利益のためなら、合法も非合法も問わない。
潰せるなら潰し、取り込めるなら取り込む。
それが、この商会の流儀だった。
「ルミナス王国か……」
応接室で、男が書類をめくる。
「道を完成させ、魔物を制圧し、
今度は流通網まで牛耳ろうとしている?」
「ええ。

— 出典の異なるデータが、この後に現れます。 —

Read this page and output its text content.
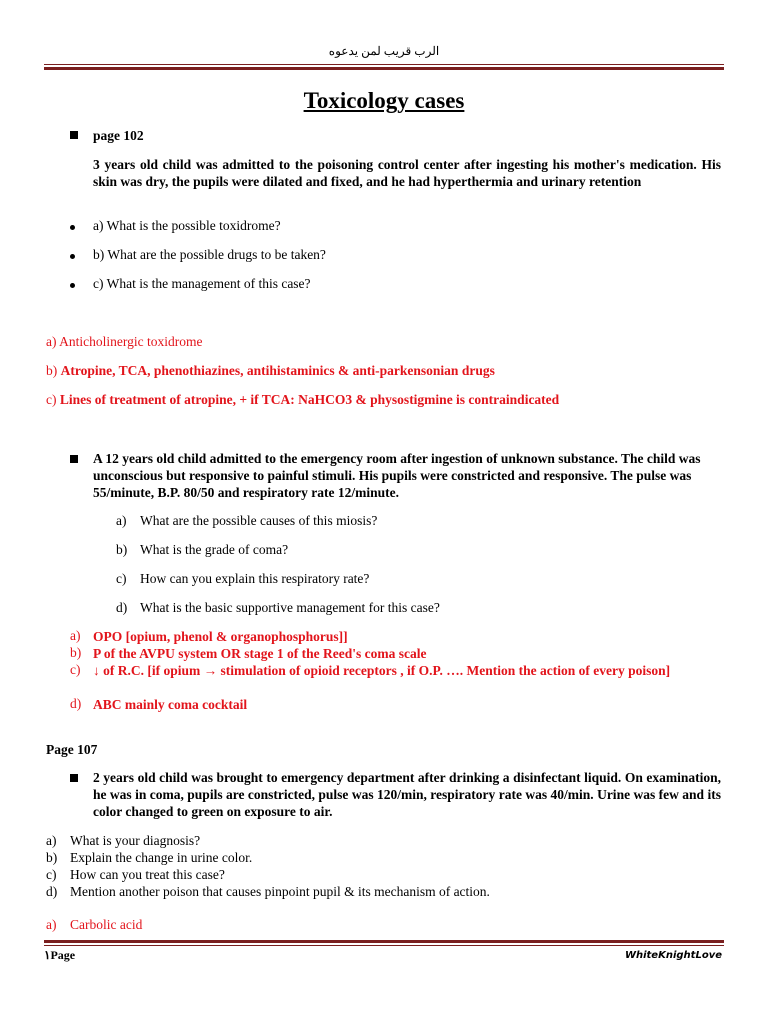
الرب قريب لمن يدعوه
Toxicology cases
page 102
3 years old child was admitted to the poisoning control center after ingesting his mother's medication. His skin was dry, the pupils were dilated and fixed, and he had hyperthermia and urinary retention
a) What is the possible toxidrome?
b) What are the possible drugs to be taken?
c) What is the management of this case?
a) Anticholinergic toxidrome
b) Atropine, TCA, phenothiazines, antihistaminics & anti-parkensonian drugs
c) Lines of treatment of atropine, + if TCA: NaHCO3 & physostigmine is contraindicated
A 12 years old child admitted to the emergency room after ingestion of unknown substance. The child was unconscious but responsive to painful stimuli. His pupils were constricted and responsive. The pulse was 55/minute, B.P. 80/50 and respiratory rate 12/minute.
a) What are the possible causes of this miosis?
b) What is the grade of coma?
c) How can you explain this respiratory rate?
d) What is the basic supportive management for this case?
a) OPO [opium, phenol & organophosphorus]]
b) P of the AVPU system OR stage 1 of the Reed's coma scale
c) ↓ of R.C. [if opium → stimulation of opioid receptors , if O.P. …. Mention the action of every poison]
d) ABC mainly coma cocktail
Page 107
2 years old child was brought to emergency department after drinking a disinfectant liquid. On examination, he was in coma, pupils are constricted, pulse was 120/min, respiratory rate was 40/min. Urine was few and its color changed to green on exposure to air.
a) What is your diagnosis?
b) Explain the change in urine color.
c) How can you treat this case?
d) Mention another poison that causes pinpoint pupil & its mechanism of action.
a) Carbolic acid
١Page	WhiteKnightLove
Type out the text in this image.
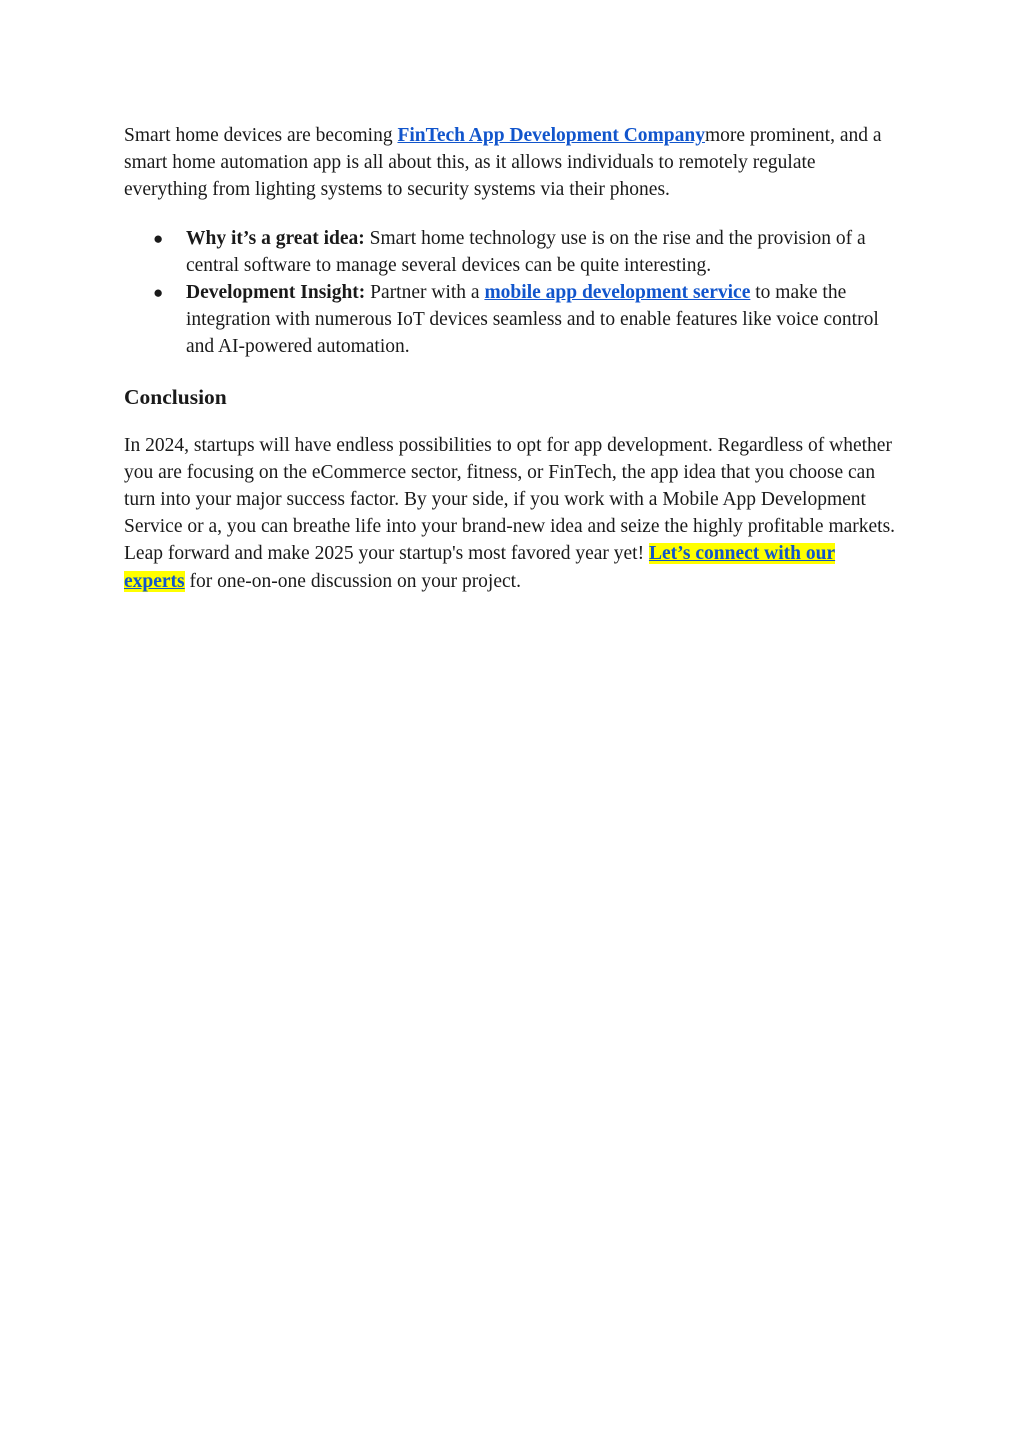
Smart home devices are becoming FinTech App Development Companymore prominent, and a smart home automation app is all about this, as it allows individuals to remotely regulate everything from lighting systems to security systems via their phones.

● Why it’s a great idea: Smart home technology use is on the rise and the provision of a central software to manage several devices can be quite interesting.
● Development Insight: Partner with a mobile app development service to make the integration with numerous IoT devices seamless and to enable features like voice control and AI-powered automation.
Conclusion

In 2024, startups will have endless possibilities to opt for app development. Regardless of whether you are focusing on the eCommerce sector, fitness, or FinTech, the app idea that you choose can turn into your major success factor. By your side, if you work with a Mobile App Development Service or a, you can breathe life into your brand-new idea and seize the highly profitable markets. Leap forward and make 2025 your startup's most favored year yet! Let’s connect with our experts for one-on-one discussion on your project.
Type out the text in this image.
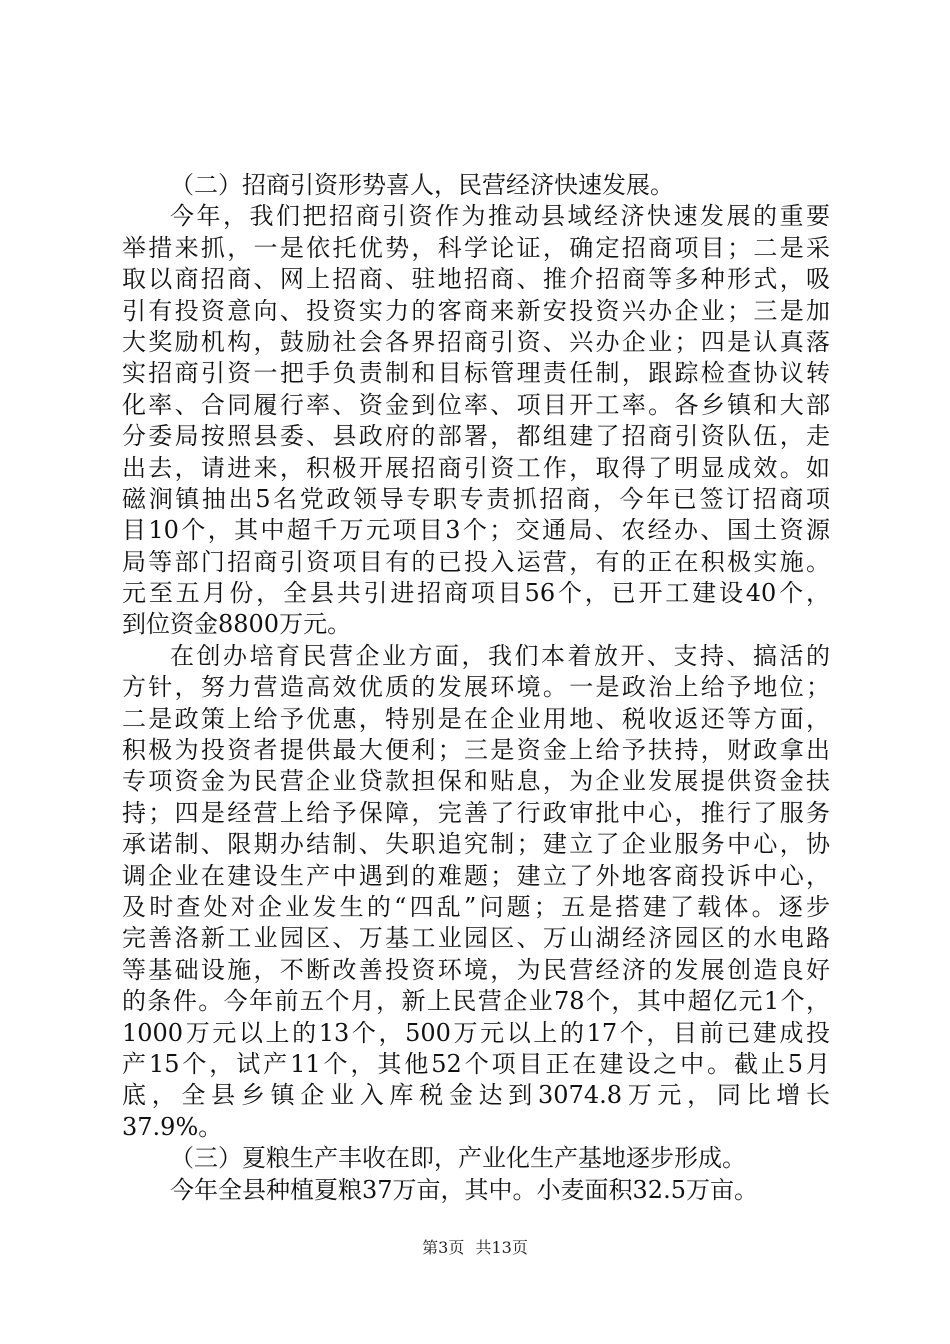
（二）招商引资形势喜人，民营经济快速发展。
今年，我们把招商引资作为推动县域经济快速发展的重要
举措来抓，一是依托优势，科学论证，确定招商项目；二是采
取以商招商、网上招商、驻地招商、推介招商等多种形式，吸
引有投资意向、投资实力的客商来新安投资兴办企业；三是加
大奖励机构，鼓励社会各界招商引资、兴办企业；四是认真落
实招商引资一把手负责制和目标管理责任制，跟踪检查协议转
化率、合同履行率、资金到位率、项目开工率。各乡镇和大部
分委局按照县委、县政府的部署，都组建了招商引资队伍，走
出去，请进来，积极开展招商引资工作，取得了明显成效。如
磁涧镇抽出5名党政领导专职专责抓招商，今年已签订招商项
目10个，其中超千万元项目3个；交通局、农经办、国土资源
局等部门招商引资项目有的已投入运营，有的正在积极实施。
元至五月份，全县共引进招商项目56个，已开工建设40个，
到位资金8800万元。
在创办培育民营企业方面，我们本着放开、支持、搞活的
方针，努力营造高效优质的发展环境。一是政治上给予地位；
二是政策上给予优惠，特别是在企业用地、税收返还等方面，
积极为投资者提供最大便利；三是资金上给予扶持，财政拿出
专项资金为民营企业贷款担保和贴息，为企业发展提供资金扶
持；四是经营上给予保障，完善了行政审批中心，推行了服务
承诺制、限期办结制、失职追究制；建立了企业服务中心，协
调企业在建设生产中遇到的难题；建立了外地客商投诉中心，
及时查处对企业发生的“四乱”问题；五是搭建了载体。逐步
完善洛新工业园区、万基工业园区、万山湖经济园区的水电路
等基础设施，不断改善投资环境，为民营经济的发展创造良好
的条件。今年前五个月，新上民营企业78个，其中超亿元1个，
1000万元以上的13个，500万元以上的17个，目前已建成投
产15个，试产11个，其他52个项目正在建设之中。截止5月
底，全县乡镇企业入库税金达到3074.8万元，同比增长
37.9%。
（三）夏粮生产丰收在即，产业化生产基地逐步形成。
今年全县种植夏粮37万亩，其中。小麦面积32.5万亩。
第3页 共13页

すでに商人が集まり始めています」
報告役が淡々と答える。
「採算は?」
「……非常に良いかと」
男は、にやりと笑った。
「儲かる匂いがするな」
「ですが……相手は、かなりの力を持っています」
「力?」
肩をすくめる。
「力があるからこそ、商売になる」
グラント商会は、常にそうだった。
「視察団を出せ」
「条件次第では、独占も狙う」
「もし、拒まれた場合は?」
男は、しばらく考えるふりをしてから言った。
「その時は――」
「別の“手段”を考えるだけだ」
穏やかな口調だった。
だが、その目は、冷えている。
世界は、確実に動き始めていた。
噂は、剣より早く広がる。
そして、金は――
噂よりも、ずっと容赦がない。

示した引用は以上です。